Is it possible to lock myself out of router/switch access?

Other than forgetting the console or telnet password, Is it possible to set up a router or switch that would lock myself out of it?

Find more posts tagged with

Free for TechExams community: Cybersecurity salary guide

Compare cert salaries and plan your next career move

Button

Comments

Vask3n

Sure, you can lock yourself out using ACLs or by specifying a login method that does not exist (method lists in CCNA: Security).

Here is an example:

Let's say I telnet into R1 from my computer on a LAN segment that connects to R1. Let's say earlier in the day I was creating an ACL to block everyone else in the network from telnetting into R1 right? Well if all I did was specify the deny statement(s) in this ACL, I also implicitly denied myself access as well by virtue of the implicit deny at the end of all ACLs. So in this case it would have been better to explicitly permit myself in the ACL and then implicitly deny everyone else to have avoided locking myself out.

The IT Guy

Configuring your AAA services without first establishing connectivity to your tacacs or radius servers w/ omittance of local database credentials will do the trick. Password recovery will have to be performed unless its been disabled. Then you would have to perform a factory reset at the cost of losing your configs.

workfrom925

Vask3n wrote: »

Sure, you can lock yourself out using ACLs or by specifying a login method that does not exist (method lists in CCNA: Security).

Here is an example:

Let's say I telnet into R1 from my computer on a LAN segment that connects to R1. Let's say earlier in the day I was creating an ACL to block everyone else in the network from telnetting into R1 right? Well if all I did was specify the deny statement(s) in this ACL, I also implicitly denied myself access as well by virtue of the implicit deny at the end of all ACLs. So in this case it would have been better to explicitly permit myself in the ACL and then implicitly deny everyone else to have avoided locking myself out.

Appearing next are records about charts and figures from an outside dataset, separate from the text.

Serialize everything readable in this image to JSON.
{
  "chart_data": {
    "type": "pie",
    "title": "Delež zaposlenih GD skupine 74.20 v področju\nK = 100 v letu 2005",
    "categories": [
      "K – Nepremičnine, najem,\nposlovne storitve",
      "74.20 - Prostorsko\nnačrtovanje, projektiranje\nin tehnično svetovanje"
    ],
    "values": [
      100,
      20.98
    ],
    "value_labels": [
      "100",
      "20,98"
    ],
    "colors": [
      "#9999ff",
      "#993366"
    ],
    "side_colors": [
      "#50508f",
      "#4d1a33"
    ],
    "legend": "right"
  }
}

In this example, you can still access it by physically being there and log in through the console. Other than forgetting the password, is it likely to block myself from logging in the console accidentally?

NetworkVeteran

In this example, you can still access it by physically being there and log in through the console.

If you have physical access, you can typically remove console passwords by wiping the config from the rommon. It's almost impossible to permanently lock yourself out unless you are really, really trying to do so.